I write in response to your appeal in December's Journal for any readers who might be familiar with the language of the Garden of Eden to supply a translation for the concluding solicitudes in Neville Goodman's last column.1
The first two are quite staightforward, meaning ‘blessings with you’ and ‘thank you’ respectively. The first is commonly used to bid farewell. The third one is slightly more complicated and literally translated means ‘good providence to you’.
To appreciate those statements you need an awareness of the culture as well as the language that inspired them. As luck is not a Hebridean concept at all there is no word in Gaelic for it. Most people in the Western Isles still believe that there is a certain order to life, and death, and who in our profession could argue with that. So in wishing people well for the future as you part company we cannot say ‘good luck’ but rather express the wish that providence might be good to them.

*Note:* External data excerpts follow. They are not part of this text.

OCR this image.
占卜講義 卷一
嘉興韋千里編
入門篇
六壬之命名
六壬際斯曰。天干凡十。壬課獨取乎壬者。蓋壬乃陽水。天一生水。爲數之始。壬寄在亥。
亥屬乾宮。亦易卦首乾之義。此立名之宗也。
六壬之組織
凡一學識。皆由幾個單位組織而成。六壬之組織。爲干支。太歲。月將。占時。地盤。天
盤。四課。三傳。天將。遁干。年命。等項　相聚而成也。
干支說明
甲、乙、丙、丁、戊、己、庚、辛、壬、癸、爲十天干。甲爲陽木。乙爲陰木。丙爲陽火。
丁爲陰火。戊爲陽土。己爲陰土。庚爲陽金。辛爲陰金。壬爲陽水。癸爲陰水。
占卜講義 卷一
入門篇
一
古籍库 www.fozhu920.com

Neither of course do we believe very much in Christmas as it is celebrated nowadays, as it has more to do with the birth of Santa Claus some 100 years ago than with a certain event in Bethlehem some 2000 years ago.
So I will refrain from wishing you and your readers a Merry Christmas as it will be well past by the time this is published anyway. I will however wish all those who read your Journal and especially my colleagues on the Panel of Examiners a prosperous and happy New Year as they undertake the transition from old to nMRCGP. So far providence has been on their side. Lets hope it remains so.
Leis gach durachd (With every good wish).
- © British Journal of General Practice, 2008.